Blue Flag will own the Life House hotels that its $100 million investment will fund. “We are seeking to deploy all of this in the next 18 months,” Zeidan said, estinating the $300 million in buying power could ultimately translate to as many as 15 hotels like the Nantucket one in other markets.  

Looking ahead, Zeidan expects to bring Life Hotels to Canada, Mexico and beyond. “We're looking at a project \ in the U.K. and one in Spain as well.”

Small and Profitable

While Zeidan expects significant growth for Life House in the coming years, he does not expect to go after large properties. Instead, the company will focus on smaller properties with fewer than 120 guestrooms. “We can make a small hotel profitable—or more profitable—in a meaningful way,” he said, acknowledging the niche can also have low profit margins. “They have so [many] fixed expenses and GM and director of finance, housekeepers and housekeeping manager—all those positions in a small hotel really add up.” By automating everything from the front desk to front-desk management to the housekeeping supervision, the technology can bring those costs down and make a small property much more profitable, he suggested. “We've built software that basically acts as middle management so that a housekeeper doesn't need a human-being supervisor, and our community managers can basically act as GMs.
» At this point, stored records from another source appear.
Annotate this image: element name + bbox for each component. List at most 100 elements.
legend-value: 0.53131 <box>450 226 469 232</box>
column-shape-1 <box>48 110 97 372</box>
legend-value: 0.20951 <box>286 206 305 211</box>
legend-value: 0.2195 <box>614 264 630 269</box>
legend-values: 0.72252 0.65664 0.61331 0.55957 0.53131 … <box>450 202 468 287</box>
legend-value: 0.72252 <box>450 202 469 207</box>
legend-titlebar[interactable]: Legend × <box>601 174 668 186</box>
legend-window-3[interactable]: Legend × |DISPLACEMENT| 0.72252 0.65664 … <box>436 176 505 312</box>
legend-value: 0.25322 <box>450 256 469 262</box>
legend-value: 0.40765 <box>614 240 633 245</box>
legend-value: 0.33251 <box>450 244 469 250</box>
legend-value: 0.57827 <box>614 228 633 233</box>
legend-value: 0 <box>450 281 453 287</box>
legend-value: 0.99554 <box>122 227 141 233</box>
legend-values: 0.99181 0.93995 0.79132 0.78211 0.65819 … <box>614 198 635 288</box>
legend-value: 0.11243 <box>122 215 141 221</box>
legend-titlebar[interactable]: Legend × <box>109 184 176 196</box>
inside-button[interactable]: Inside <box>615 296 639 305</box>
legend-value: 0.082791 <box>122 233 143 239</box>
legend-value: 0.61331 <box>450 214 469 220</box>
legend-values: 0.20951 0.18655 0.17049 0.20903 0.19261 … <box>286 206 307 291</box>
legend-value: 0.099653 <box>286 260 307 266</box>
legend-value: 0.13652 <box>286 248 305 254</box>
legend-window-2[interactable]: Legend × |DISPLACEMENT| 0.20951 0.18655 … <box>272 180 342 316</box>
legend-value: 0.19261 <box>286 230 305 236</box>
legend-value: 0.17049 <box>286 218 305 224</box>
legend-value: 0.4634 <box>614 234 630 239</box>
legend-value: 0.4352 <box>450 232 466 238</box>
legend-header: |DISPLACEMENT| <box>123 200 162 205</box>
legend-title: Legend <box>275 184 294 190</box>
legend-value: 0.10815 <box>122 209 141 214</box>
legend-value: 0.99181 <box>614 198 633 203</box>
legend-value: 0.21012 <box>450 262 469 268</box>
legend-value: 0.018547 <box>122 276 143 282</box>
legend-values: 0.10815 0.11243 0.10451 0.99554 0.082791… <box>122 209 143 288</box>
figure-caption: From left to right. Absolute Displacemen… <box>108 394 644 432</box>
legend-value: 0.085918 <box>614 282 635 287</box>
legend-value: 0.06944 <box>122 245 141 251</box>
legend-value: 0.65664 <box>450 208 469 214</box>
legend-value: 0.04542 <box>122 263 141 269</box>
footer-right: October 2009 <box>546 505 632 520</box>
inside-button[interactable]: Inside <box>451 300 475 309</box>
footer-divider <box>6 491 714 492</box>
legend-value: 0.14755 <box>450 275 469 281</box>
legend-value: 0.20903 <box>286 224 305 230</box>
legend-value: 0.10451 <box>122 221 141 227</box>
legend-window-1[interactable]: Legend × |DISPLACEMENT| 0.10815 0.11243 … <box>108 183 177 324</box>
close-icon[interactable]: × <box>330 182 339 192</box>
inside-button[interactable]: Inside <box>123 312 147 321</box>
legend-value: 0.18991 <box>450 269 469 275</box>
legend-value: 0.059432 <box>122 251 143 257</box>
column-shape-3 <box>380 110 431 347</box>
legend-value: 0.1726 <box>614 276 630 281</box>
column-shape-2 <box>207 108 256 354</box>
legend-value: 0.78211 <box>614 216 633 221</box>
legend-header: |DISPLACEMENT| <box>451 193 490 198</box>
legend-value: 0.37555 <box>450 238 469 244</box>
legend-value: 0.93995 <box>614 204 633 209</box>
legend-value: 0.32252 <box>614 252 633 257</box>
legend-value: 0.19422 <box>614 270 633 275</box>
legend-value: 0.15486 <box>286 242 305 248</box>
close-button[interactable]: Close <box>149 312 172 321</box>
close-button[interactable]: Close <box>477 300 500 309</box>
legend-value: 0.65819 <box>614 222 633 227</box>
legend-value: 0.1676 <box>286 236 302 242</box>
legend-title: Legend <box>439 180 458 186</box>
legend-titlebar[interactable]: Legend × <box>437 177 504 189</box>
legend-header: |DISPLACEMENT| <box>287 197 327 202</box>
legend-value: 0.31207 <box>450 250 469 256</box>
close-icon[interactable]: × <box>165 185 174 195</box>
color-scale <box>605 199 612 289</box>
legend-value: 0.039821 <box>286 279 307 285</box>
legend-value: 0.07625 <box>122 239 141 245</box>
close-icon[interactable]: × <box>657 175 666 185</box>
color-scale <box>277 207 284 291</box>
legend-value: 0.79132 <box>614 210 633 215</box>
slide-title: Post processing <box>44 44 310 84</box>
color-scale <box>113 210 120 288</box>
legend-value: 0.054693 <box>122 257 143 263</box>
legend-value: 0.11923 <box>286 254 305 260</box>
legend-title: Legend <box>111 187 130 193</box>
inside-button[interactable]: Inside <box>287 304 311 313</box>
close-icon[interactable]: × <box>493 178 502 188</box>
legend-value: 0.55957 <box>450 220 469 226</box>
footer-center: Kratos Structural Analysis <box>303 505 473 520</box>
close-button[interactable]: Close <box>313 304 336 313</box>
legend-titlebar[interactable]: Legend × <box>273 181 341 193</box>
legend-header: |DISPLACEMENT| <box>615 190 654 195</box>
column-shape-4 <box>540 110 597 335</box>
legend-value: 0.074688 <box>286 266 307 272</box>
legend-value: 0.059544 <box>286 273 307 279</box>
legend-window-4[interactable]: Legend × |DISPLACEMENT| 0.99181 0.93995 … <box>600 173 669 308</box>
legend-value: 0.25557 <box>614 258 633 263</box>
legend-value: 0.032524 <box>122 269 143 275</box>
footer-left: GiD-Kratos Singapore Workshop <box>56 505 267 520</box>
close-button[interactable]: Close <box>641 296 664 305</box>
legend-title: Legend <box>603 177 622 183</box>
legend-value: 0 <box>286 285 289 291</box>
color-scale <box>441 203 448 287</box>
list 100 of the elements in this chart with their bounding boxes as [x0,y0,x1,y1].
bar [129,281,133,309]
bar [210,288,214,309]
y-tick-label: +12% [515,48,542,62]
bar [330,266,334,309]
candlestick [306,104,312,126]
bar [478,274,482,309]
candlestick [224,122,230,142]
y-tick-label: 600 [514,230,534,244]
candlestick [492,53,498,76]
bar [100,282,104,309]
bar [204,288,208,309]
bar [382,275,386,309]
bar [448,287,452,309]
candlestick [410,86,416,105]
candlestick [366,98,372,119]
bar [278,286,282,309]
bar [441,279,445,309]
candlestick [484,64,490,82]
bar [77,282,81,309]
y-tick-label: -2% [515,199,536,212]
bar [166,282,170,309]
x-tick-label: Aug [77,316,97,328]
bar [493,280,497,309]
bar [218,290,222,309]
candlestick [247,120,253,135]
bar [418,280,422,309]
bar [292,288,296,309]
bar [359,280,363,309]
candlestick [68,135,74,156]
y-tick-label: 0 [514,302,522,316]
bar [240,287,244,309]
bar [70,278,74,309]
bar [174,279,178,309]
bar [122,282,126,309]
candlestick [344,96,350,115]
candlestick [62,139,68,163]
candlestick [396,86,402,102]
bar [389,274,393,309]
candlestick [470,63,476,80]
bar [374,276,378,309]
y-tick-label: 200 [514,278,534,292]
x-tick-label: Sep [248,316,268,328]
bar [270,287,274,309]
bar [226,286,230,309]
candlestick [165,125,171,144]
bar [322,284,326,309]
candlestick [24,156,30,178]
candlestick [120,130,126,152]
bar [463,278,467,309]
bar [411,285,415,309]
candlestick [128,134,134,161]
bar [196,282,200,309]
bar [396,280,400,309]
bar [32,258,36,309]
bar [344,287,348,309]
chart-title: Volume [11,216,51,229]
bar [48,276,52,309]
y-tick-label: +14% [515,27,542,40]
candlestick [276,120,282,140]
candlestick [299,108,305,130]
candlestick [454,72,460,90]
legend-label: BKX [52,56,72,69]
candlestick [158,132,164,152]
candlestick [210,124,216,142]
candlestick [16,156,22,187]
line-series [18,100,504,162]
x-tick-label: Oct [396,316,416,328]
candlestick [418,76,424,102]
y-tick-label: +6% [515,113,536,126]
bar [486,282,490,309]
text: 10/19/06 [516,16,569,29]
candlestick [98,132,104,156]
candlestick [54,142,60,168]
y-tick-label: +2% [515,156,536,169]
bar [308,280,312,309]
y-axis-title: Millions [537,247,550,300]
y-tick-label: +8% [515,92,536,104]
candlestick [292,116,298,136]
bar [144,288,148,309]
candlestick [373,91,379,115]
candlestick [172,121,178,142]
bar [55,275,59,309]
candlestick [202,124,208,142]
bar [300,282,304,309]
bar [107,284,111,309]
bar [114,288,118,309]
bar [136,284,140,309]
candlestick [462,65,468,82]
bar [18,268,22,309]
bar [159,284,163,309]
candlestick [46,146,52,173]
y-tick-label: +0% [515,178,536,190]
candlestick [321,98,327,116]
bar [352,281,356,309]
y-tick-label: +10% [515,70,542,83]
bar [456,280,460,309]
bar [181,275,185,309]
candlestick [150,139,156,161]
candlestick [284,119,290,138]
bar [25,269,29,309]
And then we've automated revenue management so all of the revenue is [handled] at our corporate entity. So, the hotel can really operate efficiently," said Zeidan.

Life Hotels has data from its existing hotels to back up its savings claims. “It's just a function of driving returns to NOI,” he said. “By taking a hotel from basically unbranded to an upper-midscale lifestyle hotel, there's data that suggests that a cap rate for that hotel should be lower because it's safer.” That segment of the chain scale, he added, was the least impacted by the last two recessions, making it a good investment option for a volatile economy. “Lifestyle hotels tend to target travelers that are less sensitive to price and are more focused on the experience.” At the same time, Zeidan believes this sector is less affected by new supply and the home-sharing market. “So we're able to add value not just in the operation but also in terms of the kind of the asset as a category.” 

Blue Flag co-founder Terry Sanford said Life House is driving approximately 40 percent higher total revenue for The Roberts Collection in Nantucket since taking over management, with nearly 80 percent total bookings. “We're able to add a lot of value even without a renovation,” Zeidan said of the hotel, noting a renovation was scheduled for later this year. “And because we've cut staff, we're able to allow these seasonal hotels to operate profitably, even in the off season.” Nantucket’s occupancy is seasonal, he added, and the hotel has been reporting high occupancy since Life Hotels came on board. “I think a more interesting metric is how we're doing in Miami,” he said. “We're north of 85 percent occupancy across our Miami hotels … [with] about 50 percent direct bookings.” 

Through the repositioning of the Nantucket project, Life House expects to more than double the property’s NOI per year, increasing the value of the hotel by $15 million and catalyzing Blue Flag’s interest in a partnership to grow a larger-scale platform.